In order to alleviate the optimization imbalance, researchers from Sun Yat-sen University and Shanghai Jiao Tong University proposed a multi-scale representation learning framework MUSE based on variable expectation maximization, which can effectively integrate multi-scale information for learning. This strategy effectively fuses multi-scale information between the atomic structure and molecular network scales through mutual supervision and iterative optimization. This approach allows for greater information transfer and learning. This strategy effectively fuses multi-scale information between the atomic structure and molecular network scales through mutual supervision and iterative optimization.
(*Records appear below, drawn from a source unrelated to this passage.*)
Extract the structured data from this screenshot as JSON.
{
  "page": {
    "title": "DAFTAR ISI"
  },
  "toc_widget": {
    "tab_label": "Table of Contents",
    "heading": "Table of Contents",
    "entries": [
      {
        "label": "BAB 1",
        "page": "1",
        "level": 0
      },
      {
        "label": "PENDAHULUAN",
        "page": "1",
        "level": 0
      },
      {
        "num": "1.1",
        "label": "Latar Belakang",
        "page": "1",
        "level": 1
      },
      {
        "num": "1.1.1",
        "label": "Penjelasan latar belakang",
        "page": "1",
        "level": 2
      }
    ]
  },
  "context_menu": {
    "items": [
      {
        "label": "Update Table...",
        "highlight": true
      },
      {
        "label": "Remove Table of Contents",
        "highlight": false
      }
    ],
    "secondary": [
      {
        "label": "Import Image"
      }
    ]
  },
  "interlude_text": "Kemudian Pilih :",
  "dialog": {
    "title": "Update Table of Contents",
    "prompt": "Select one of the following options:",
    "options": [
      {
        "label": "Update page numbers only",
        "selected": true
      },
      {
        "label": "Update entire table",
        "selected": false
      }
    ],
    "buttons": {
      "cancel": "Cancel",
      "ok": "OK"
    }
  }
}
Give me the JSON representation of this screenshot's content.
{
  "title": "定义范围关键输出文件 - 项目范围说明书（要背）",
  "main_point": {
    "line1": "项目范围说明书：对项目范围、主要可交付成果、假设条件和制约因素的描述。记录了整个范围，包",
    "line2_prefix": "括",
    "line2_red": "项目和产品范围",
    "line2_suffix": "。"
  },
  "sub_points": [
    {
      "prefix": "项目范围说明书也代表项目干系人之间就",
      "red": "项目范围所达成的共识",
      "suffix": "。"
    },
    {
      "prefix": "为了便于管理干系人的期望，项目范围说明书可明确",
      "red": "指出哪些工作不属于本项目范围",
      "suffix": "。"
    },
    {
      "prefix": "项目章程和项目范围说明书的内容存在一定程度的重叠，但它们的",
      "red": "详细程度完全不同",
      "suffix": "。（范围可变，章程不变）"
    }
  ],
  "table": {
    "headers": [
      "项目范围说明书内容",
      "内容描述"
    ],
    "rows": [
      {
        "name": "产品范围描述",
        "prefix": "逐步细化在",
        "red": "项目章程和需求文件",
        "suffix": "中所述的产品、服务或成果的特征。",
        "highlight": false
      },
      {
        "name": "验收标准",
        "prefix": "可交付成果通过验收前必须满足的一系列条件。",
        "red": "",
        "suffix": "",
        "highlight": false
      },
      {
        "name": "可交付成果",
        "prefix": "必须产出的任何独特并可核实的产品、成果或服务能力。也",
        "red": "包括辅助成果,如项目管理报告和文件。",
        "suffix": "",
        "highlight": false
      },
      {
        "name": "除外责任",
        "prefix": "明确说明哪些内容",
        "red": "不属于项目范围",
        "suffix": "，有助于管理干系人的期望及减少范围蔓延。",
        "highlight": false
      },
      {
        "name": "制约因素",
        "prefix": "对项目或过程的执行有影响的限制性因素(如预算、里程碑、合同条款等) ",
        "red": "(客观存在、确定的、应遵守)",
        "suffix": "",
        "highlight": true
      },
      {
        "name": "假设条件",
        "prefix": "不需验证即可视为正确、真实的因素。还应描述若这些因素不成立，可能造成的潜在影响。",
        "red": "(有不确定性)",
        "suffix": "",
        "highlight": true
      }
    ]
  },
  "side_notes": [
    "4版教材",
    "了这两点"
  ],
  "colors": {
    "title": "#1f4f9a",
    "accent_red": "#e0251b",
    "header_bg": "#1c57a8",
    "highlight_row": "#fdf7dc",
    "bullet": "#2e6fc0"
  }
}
MUSE+ not only outperforms the current state-of-the-art models on molecular interaction (protein-protein, drug-protein, and drug) tasks, but also outperforms the current state-of-the-art models on protein interface predictions at the atomic structure scale Model. More importantly, the multiscale learning framework can be extended to computational drug discovery at other scales.
The study, titled "
A variational expectation-maximization framework for balanced multi-scale learning of protein and drug interactions", was published in "Nature Communications" on May 25 "superior.
Paper link:
https://www.nature.com/articles/s41467-024-48801-4Predicting these interactions purely from structure is one of the most important challenges in structural biology. Current computational methods mostly predict interactions based on molecular networks or structural information and do not integrate them into a unified multiscale framework.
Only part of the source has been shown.